Odkąd pojawiły się doniesienia o ogromnych premiach, związki zawodowe twierdzą, że zwykli pracownicy również powinni skorzystać na poprawie sytuacji linii lotniczej. – Pracownicy Lufthansy dali z siebie wszystko podczas pandemii i zgodzili się na ostre cięcia, aby zrobić wszystko, co w ich mocy, aby uratować firmę – powiedział Daniel Kassa Mbuambi ze związku zawodowego personelu pokładowego UFO. Mbuambi dodał, że zarząd powinien uznać „decydującą rolę” wszystkich pracowników i powinien przyznać, w wyniku osiągniętego sporego zysku, premie i specjalne dodatki każdemu zatrudnianemu w niemieckich liniami lotniczych. Dla związkowców jest niezrozumiałe, że premie otrzymaliby, gdyby nie kategoryczna reakcja ze strony niemieckiego rządu, członkowie najwyższego kierownictwa Lufthansy.

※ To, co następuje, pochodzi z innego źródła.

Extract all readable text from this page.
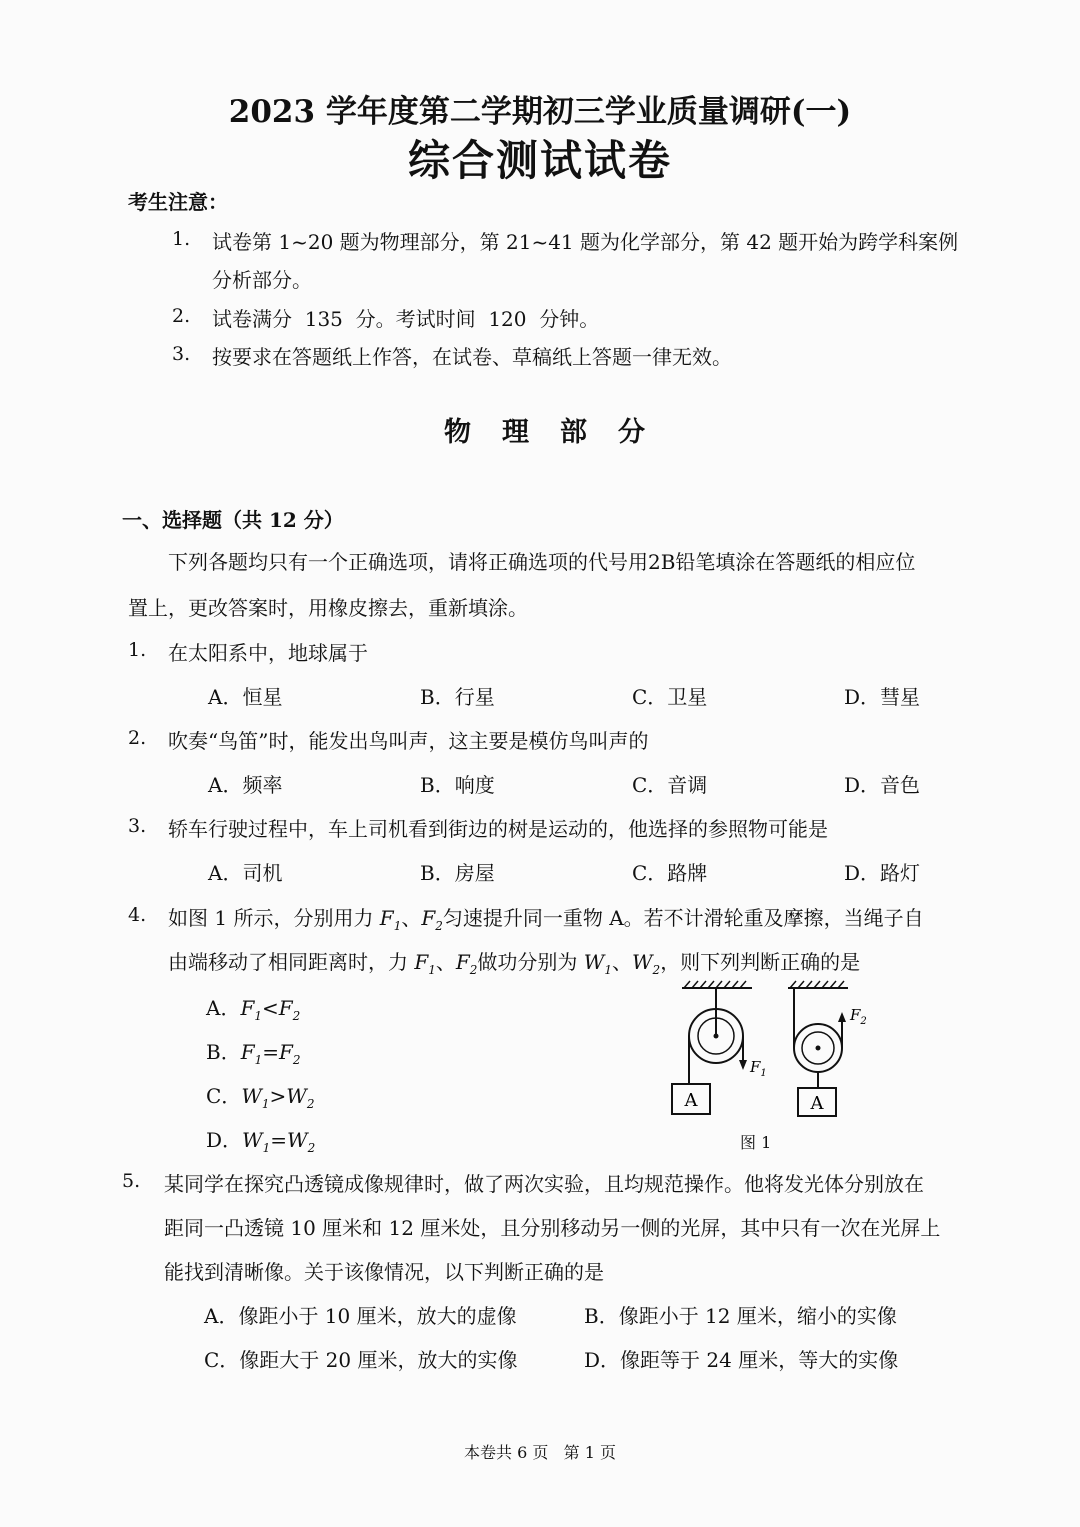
2023 学年度第二学期初三学业质量调研(一)
综合测试试卷
考生注意：
1. 试卷第 1~20 题为物理部分，第 21~41 题为化学部分，第 42 题开始为跨学科案例
分析部分。
2. 试卷满分  135  分。考试时间  120  分钟。
3. 按要求在答题纸上作答，在试卷、草稿纸上答题一律无效。
物 理 部 分
一、选择题（共 12 分）
下列各题均只有一个正确选项，请将正确选项的代号用2B铅笔填涂在答题纸的相应位
置上，更改答案时，用橡皮擦去，重新填涂。
1. 在太阳系中，地球属于
A．恒星	B．行星	C．卫星	D．彗星
2. 吹奏“鸟笛”时，能发出鸟叫声，这主要是模仿鸟叫声的
A．频率	B．响度	C．音调	D．音色
3. 轿车行驶过程中，车上司机看到街边的树是运动的，他选择的参照物可能是
A．司机	B．房屋	C．路牌	D．路灯
4. 如图 1 所示，分别用力 $F_1$、$F_2$匀速提升同一重物 A。若不计滑轮重及摩擦，当绳子自
由端移动了相同距离时，力 $F_1$、$F_2$做功分别为 $W_1$、$W_2$，则下列判断正确的是
A．$F_1<F_2$
B．$F_1=F_2$
C．$W_1>W_2$
D．$W_1=W_2$
A
$F_1$
A
$F_2$
图 1
5. 某同学在探究凸透镜成像规律时，做了两次实验，且均规范操作。他将发光体分别放在
距同一凸透镜 10 厘米和 12 厘米处，且分别移动另一侧的光屏，其中只有一次在光屏上
能找到清晰像。关于该像情况，以下判断正确的是
A．像距小于 10 厘米，放大的虚像	B．像距小于 12 厘米，缩小的实像
C．像距大于 20 厘米，放大的实像	D．像距等于 24 厘米，等大的实像
本卷共 6 页   第 1 页
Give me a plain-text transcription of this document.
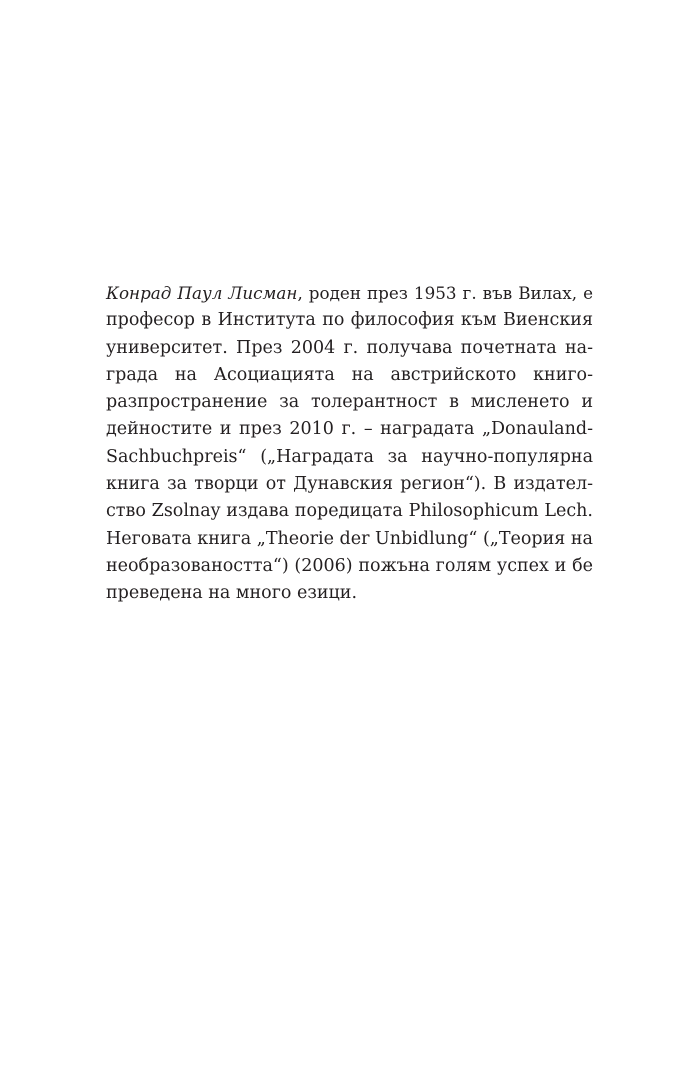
Конрад Паул Лисман, роден през 1953 г. във Вилах, е
професор в Института по философия към Виенския
университет. През 2004 г. получава почетната на-
града на Асоциацията на австрийското книго-
разпространение за толерантност в мисленето и
дейностите и през 2010 г. – наградата „Donauland-
Sachbuchpreis“ („Наградата за научно-популярна
книга за творци от Дунавския регион“). В издател-
ство Zsolnay издава поредицата Philosophicum Lech.
Неговата книга „Theorie der Unbidlung“ („Теория на
необразоваността“) (2006) пожъна голям успех и бе
преведена на много езици.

Niemieckie linie, które podczas trwania pandemii wywołanej koronawirusem SARS-CoV-2 zwolniły tysiące pracowników, mierzyły się w tym roku z licznymi strajkami organizowanymi przez zrzeszonych w związkach zawodowych pilotów, stewardów czy pracowników naziemnych. Pracownicy domagali się podwyżek, a powodem była panująca wysoka inflacja i wysokość zarobków, która została w trakcie pandemii znacząco obniżona. Lufthansa z powodu niedoborów pracowników została zmuszona do odwołania kilku tysięcy zaplanowanych lotów.